Three hundred and eighty miles away in Los Angeles, Paul Scott received a job transfer from the navy as a medical corpsman, the equivalent of a physician assistant, to work as a nurse at AIDS wards, including West Angeles Hospital and UCLA Medical Center. By 1987, 32,000 people tested positive for HIV in the U.S. More than 50% of them died.

“In the early days of HIV, AIDS patients were placed in isolation,” Paul stated. “The nurses didn’t want to touch them. Because no one knew what AIDS was then. It was like the early days of covid. Out of nowhere, healthy white men were dying.”

HIV replaced unintentional injuries as the primary cause of death among Americans from 25 to 44 in the early 1990s. Traumatized by his experience working in AIDS wards, Paul returned to college, then transitioned from nursing to engineering and worked for an elevator company in the mid-90s. While working for the elevator company, he learned that high-rise buildings started bolting doors accessing rooftops because people who contracted HIV were jumping off. He thought he would die after testing positive, but not without fighting.

Paul continued, “I did not have insurance and went to see a physician in San Francisco.

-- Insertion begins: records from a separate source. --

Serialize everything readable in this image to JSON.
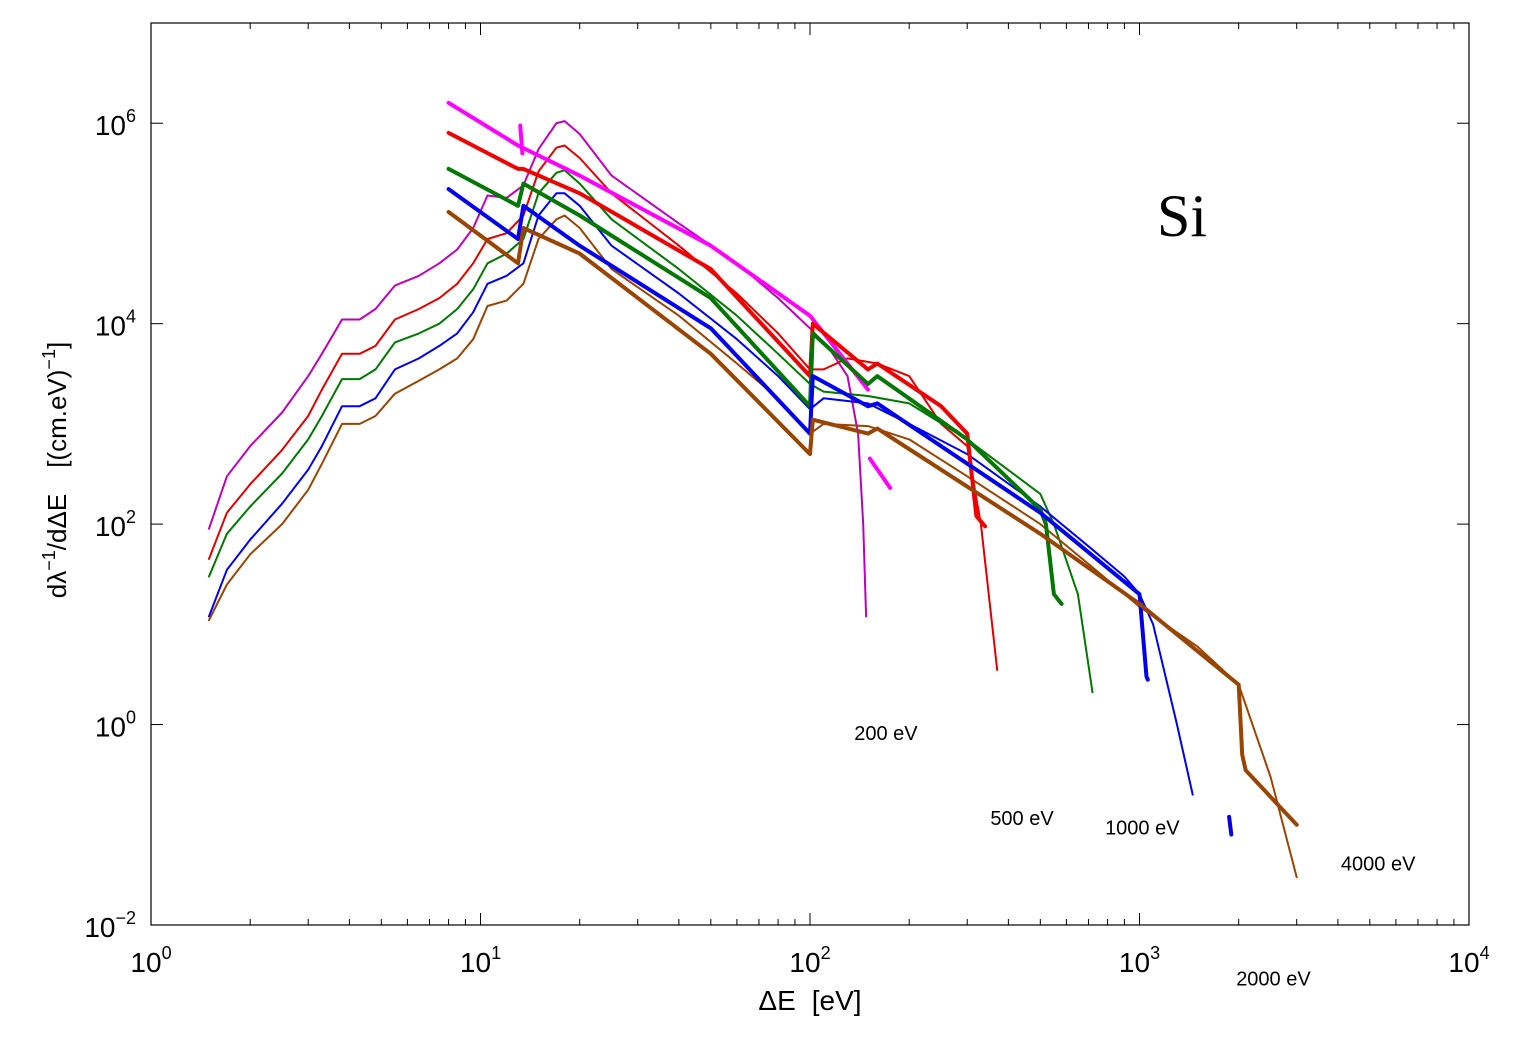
{
  "chart_data": {
    "type": "line",
    "title": "",
    "material_label": "Si",
    "xlabel_parts": [
      "ΔE",
      "[eV]"
    ],
    "ylabel_parts": [
      "dλ",
      "−1",
      "/dΔE",
      "[(cm.eV)",
      "−1",
      "]"
    ],
    "x_scale": "log",
    "y_scale": "log",
    "xlim": [
      1,
      10000
    ],
    "ylim": [
      0.01,
      10000000
    ],
    "grid": false,
    "legend": "none",
    "x_ticks": [
      {
        "base": "10",
        "exp": "0",
        "value": 1
      },
      {
        "base": "10",
        "exp": "1",
        "value": 10
      },
      {
        "base": "10",
        "exp": "2",
        "value": 100
      },
      {
        "base": "10",
        "exp": "3",
        "value": 1000
      },
      {
        "base": "10",
        "exp": "4",
        "value": 10000
      }
    ],
    "y_ticks": [
      {
        "base": "10",
        "exp": "−2",
        "value": 0.01
      },
      {
        "base": "10",
        "exp": "0",
        "value": 1
      },
      {
        "base": "10",
        "exp": "2",
        "value": 100
      },
      {
        "base": "10",
        "exp": "4",
        "value": 10000
      },
      {
        "base": "10",
        "exp": "6",
        "value": 1000000
      }
    ],
    "annotations": [
      {
        "text": "200 eV",
        "x": 170,
        "y": 0.7
      },
      {
        "text": "500 eV",
        "x": 440,
        "y": 0.1
      },
      {
        "text": "1000 eV",
        "x": 1020,
        "y": 0.08
      },
      {
        "text": "2000 eV",
        "x": 2550,
        "y": 0.0025
      },
      {
        "text": "4000 eV",
        "x": 5300,
        "y": 0.035
      }
    ],
    "series": [
      {
        "color": "#bb00bb",
        "style": "thin",
        "points": [
          [
            1.5,
            90
          ],
          [
            1.7,
            300
          ],
          [
            2,
            600
          ],
          [
            2.5,
            1300
          ],
          [
            3,
            3000
          ],
          [
            3.3,
            5000
          ],
          [
            3.8,
            11000
          ],
          [
            4.3,
            11000
          ],
          [
            4.8,
            14000
          ],
          [
            5.5,
            24000
          ],
          [
            6.5,
            30000
          ],
          [
            7.5,
            40000
          ],
          [
            8.5,
            55000
          ],
          [
            9.5,
            90000
          ],
          [
            10.5,
            190000
          ],
          [
            12,
            180000
          ],
          [
            13.5,
            240000
          ],
          [
            15,
            550000
          ],
          [
            17,
            1000000
          ],
          [
            18,
            1050000
          ],
          [
            20,
            780000
          ],
          [
            25,
            300000
          ],
          [
            40,
            100000
          ],
          [
            60,
            40000
          ],
          [
            80,
            18000
          ],
          [
            100,
            9000
          ],
          [
            115,
            5500
          ],
          [
            130,
            3000
          ],
          [
            140,
            800
          ],
          [
            145,
            100
          ],
          [
            148,
            12
          ]
        ]
      },
      {
        "color": "#dd0000",
        "style": "thin",
        "points": [
          [
            1.5,
            45
          ],
          [
            1.7,
            130
          ],
          [
            2,
            250
          ],
          [
            2.5,
            550
          ],
          [
            3,
            1200
          ],
          [
            3.3,
            2200
          ],
          [
            3.8,
            5000
          ],
          [
            4.3,
            5000
          ],
          [
            4.8,
            6000
          ],
          [
            5.5,
            11000
          ],
          [
            6.5,
            14000
          ],
          [
            7.5,
            18000
          ],
          [
            8.5,
            25000
          ],
          [
            9.5,
            40000
          ],
          [
            10.5,
            70000
          ],
          [
            12,
            80000
          ],
          [
            13.5,
            120000
          ],
          [
            15,
            330000
          ],
          [
            17,
            570000
          ],
          [
            18,
            600000
          ],
          [
            20,
            450000
          ],
          [
            25,
            200000
          ],
          [
            40,
            60000
          ],
          [
            60,
            20000
          ],
          [
            80,
            8000
          ],
          [
            100,
            3500
          ],
          [
            110,
            3500
          ],
          [
            130,
            4500
          ],
          [
            160,
            4000
          ],
          [
            200,
            3000
          ],
          [
            250,
            1000
          ],
          [
            300,
            600
          ],
          [
            330,
            100
          ],
          [
            370,
            3.5
          ]
        ]
      },
      {
        "color": "#007700",
        "style": "thin",
        "points": [
          [
            1.5,
            30
          ],
          [
            1.7,
            80
          ],
          [
            2,
            150
          ],
          [
            2.5,
            320
          ],
          [
            3,
            700
          ],
          [
            3.3,
            1200
          ],
          [
            3.8,
            2800
          ],
          [
            4.3,
            2800
          ],
          [
            4.8,
            3500
          ],
          [
            5.5,
            6500
          ],
          [
            6.5,
            8000
          ],
          [
            7.5,
            10000
          ],
          [
            8.5,
            14000
          ],
          [
            9.5,
            22000
          ],
          [
            10.5,
            40000
          ],
          [
            12,
            50000
          ],
          [
            13.5,
            70000
          ],
          [
            15,
            200000
          ],
          [
            17,
            320000
          ],
          [
            18,
            340000
          ],
          [
            20,
            250000
          ],
          [
            25,
            110000
          ],
          [
            40,
            35000
          ],
          [
            60,
            12000
          ],
          [
            80,
            5000
          ],
          [
            100,
            2500
          ],
          [
            110,
            2100
          ],
          [
            150,
            1900
          ],
          [
            200,
            1600
          ],
          [
            300,
            700
          ],
          [
            500,
            200
          ],
          [
            550,
            100
          ],
          [
            650,
            20
          ],
          [
            720,
            2.1
          ]
        ]
      },
      {
        "color": "#0000ee",
        "style": "thin",
        "points": [
          [
            1.5,
            12
          ],
          [
            1.7,
            35
          ],
          [
            2,
            70
          ],
          [
            2.5,
            160
          ],
          [
            3,
            350
          ],
          [
            3.3,
            600
          ],
          [
            3.8,
            1500
          ],
          [
            4.3,
            1500
          ],
          [
            4.8,
            1800
          ],
          [
            5.5,
            3500
          ],
          [
            6.5,
            4500
          ],
          [
            7.5,
            6000
          ],
          [
            8.5,
            8000
          ],
          [
            9.5,
            13000
          ],
          [
            10.5,
            25000
          ],
          [
            12,
            30000
          ],
          [
            13.5,
            40000
          ],
          [
            15,
            120000
          ],
          [
            17,
            200000
          ],
          [
            18,
            200000
          ],
          [
            20,
            150000
          ],
          [
            25,
            60000
          ],
          [
            40,
            20000
          ],
          [
            60,
            7000
          ],
          [
            80,
            3000
          ],
          [
            100,
            1400
          ],
          [
            110,
            1800
          ],
          [
            150,
            1600
          ],
          [
            200,
            1000
          ],
          [
            300,
            500
          ],
          [
            500,
            150
          ],
          [
            700,
            60
          ],
          [
            900,
            30
          ],
          [
            1000,
            20
          ],
          [
            1100,
            10
          ],
          [
            1300,
            1
          ],
          [
            1450,
            0.2
          ]
        ]
      },
      {
        "color": "#994400",
        "style": "thin",
        "points": [
          [
            1.5,
            11
          ],
          [
            1.7,
            25
          ],
          [
            2,
            50
          ],
          [
            2.5,
            100
          ],
          [
            3,
            220
          ],
          [
            3.3,
            400
          ],
          [
            3.8,
            1000
          ],
          [
            4.3,
            1000
          ],
          [
            4.8,
            1200
          ],
          [
            5.5,
            2000
          ],
          [
            6.5,
            2700
          ],
          [
            7.5,
            3500
          ],
          [
            8.5,
            4500
          ],
          [
            9.5,
            7000
          ],
          [
            10.5,
            15000
          ],
          [
            12,
            17000
          ],
          [
            13.5,
            25000
          ],
          [
            15,
            70000
          ],
          [
            17,
            110000
          ],
          [
            18,
            120000
          ],
          [
            20,
            90000
          ],
          [
            25,
            35000
          ],
          [
            40,
            12000
          ],
          [
            60,
            4000
          ],
          [
            80,
            1800
          ],
          [
            100,
            800
          ],
          [
            110,
            1000
          ],
          [
            150,
            950
          ],
          [
            200,
            700
          ],
          [
            300,
            300
          ],
          [
            500,
            100
          ],
          [
            700,
            40
          ],
          [
            1000,
            15
          ],
          [
            1500,
            6
          ],
          [
            2000,
            2.5
          ],
          [
            2500,
            0.3
          ],
          [
            3000,
            0.03
          ]
        ]
      },
      {
        "color": "#ff00ff",
        "style": "thick",
        "points": [
          [
            8,
            1600000
          ],
          [
            13,
            600000
          ],
          [
            20,
            300000
          ],
          [
            50,
            60000
          ],
          [
            100,
            12000
          ],
          [
            150,
            2200
          ]
        ]
      },
      {
        "color": "#ff00ff",
        "style": "thick",
        "points": [
          [
            152,
            450
          ],
          [
            175,
            230
          ]
        ]
      },
      {
        "color": "#ff00ff",
        "style": "thick",
        "points": [
          [
            13.2,
            950000
          ],
          [
            13.4,
            500000
          ]
        ]
      },
      {
        "color": "#ee0000",
        "style": "thick",
        "points": [
          [
            8,
            800000
          ],
          [
            13,
            350000
          ],
          [
            13.5,
            350000
          ],
          [
            20,
            200000
          ],
          [
            50,
            35000
          ],
          [
            100,
            3000
          ],
          [
            102,
            10000
          ],
          [
            150,
            3500
          ],
          [
            160,
            4000
          ],
          [
            250,
            1500
          ],
          [
            300,
            800
          ],
          [
            310,
            300
          ],
          [
            320,
            120
          ],
          [
            340,
            95
          ]
        ]
      },
      {
        "color": "#007700",
        "style": "thick",
        "points": [
          [
            8,
            350000
          ],
          [
            13,
            150000
          ],
          [
            13.5,
            250000
          ],
          [
            20,
            120000
          ],
          [
            50,
            18000
          ],
          [
            100,
            1500
          ],
          [
            102,
            8000
          ],
          [
            150,
            2500
          ],
          [
            160,
            3000
          ],
          [
            300,
            700
          ],
          [
            500,
            140
          ],
          [
            520,
            100
          ],
          [
            550,
            20
          ],
          [
            580,
            16
          ]
        ]
      },
      {
        "color": "#0000ee",
        "style": "thick",
        "points": [
          [
            8,
            220000
          ],
          [
            13,
            70000
          ],
          [
            13.5,
            150000
          ],
          [
            20,
            60000
          ],
          [
            50,
            9000
          ],
          [
            100,
            800
          ],
          [
            102,
            3000
          ],
          [
            150,
            1500
          ],
          [
            160,
            1600
          ],
          [
            500,
            130
          ],
          [
            1000,
            20
          ],
          [
            1050,
            3
          ],
          [
            1060,
            2.8
          ]
        ]
      },
      {
        "color": "#0000ee",
        "style": "thick",
        "points": [
          [
            1870,
            0.12
          ],
          [
            1900,
            0.08
          ]
        ]
      },
      {
        "color": "#994400",
        "style": "thick",
        "points": [
          [
            8,
            130000
          ],
          [
            13,
            40000
          ],
          [
            13.5,
            90000
          ],
          [
            20,
            50000
          ],
          [
            50,
            5000
          ],
          [
            100,
            500
          ],
          [
            102,
            1100
          ],
          [
            150,
            800
          ],
          [
            160,
            900
          ],
          [
            500,
            80
          ],
          [
            1000,
            16
          ],
          [
            2000,
            2.5
          ],
          [
            2050,
            0.5
          ],
          [
            2100,
            0.35
          ],
          [
            3000,
            0.1
          ]
        ]
      }
    ]
  }
}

He put me on experimental medication. The side effects were so significant that you couldn’t keep a job. The AZT. The Sustiva. All of those early medications were as toxic as the disease.”

To alleviate the pain, Paul smoked medical marijuana and, eventually, opened a medical cannabis clinic in Inglewood on Market Street to help Black and brown people who were chronically ill. The intersection of AIDS activism and the legalization of cannabis has deep roots in California. With the help of cannabis activists, cannabis has been decriminalized and legalized in various states.

After his diagnosis, staff at Minority AIDS Project and Unity Fellowship Church wrapped their arms around him when the world would not. He leaned on Jeffrey King, Reverend Freda Lanoix, Phil Wilson, Kevin Spears, Archbishop Carl Bean, and many others for support. They became his family. AIDS is considered the second closet for the LGBTQ+ community. When he came out to his biological family, they abandoned him and bolted the door behind them, leaving no room to negotiate.

One of his fondest memories during that time is attending worship service at Unity Fellowship Church.

“As a non-religious person, it was like going to Catch One nightclub. It was festive. It wasn’t about religion. It was about spirit. It was about people. It was affirming in terms of culture. It was wholesome. The movement provided validation and acceptance. We bore witness to HIV/AIDS.”

Between 2002-2008, he served on Los Angeles County’s Commission for HIV, helping to allocate federal funds to provide wellness services to the Black community.

Regarding the present and future of AIDS, Paul stated, “the difference between activists during the 80s and 90s versus the activists of today. When we were dying of AIDS, we fought back, we pushed back, we wore ribbons. We reminded people this was not the way we wanted to go out. Now, AIDS is killing and affecting as many, if not more, of us. I see silence. The business apparatus around AIDS and the people it affects, doesn’t necessitate a cure for it.”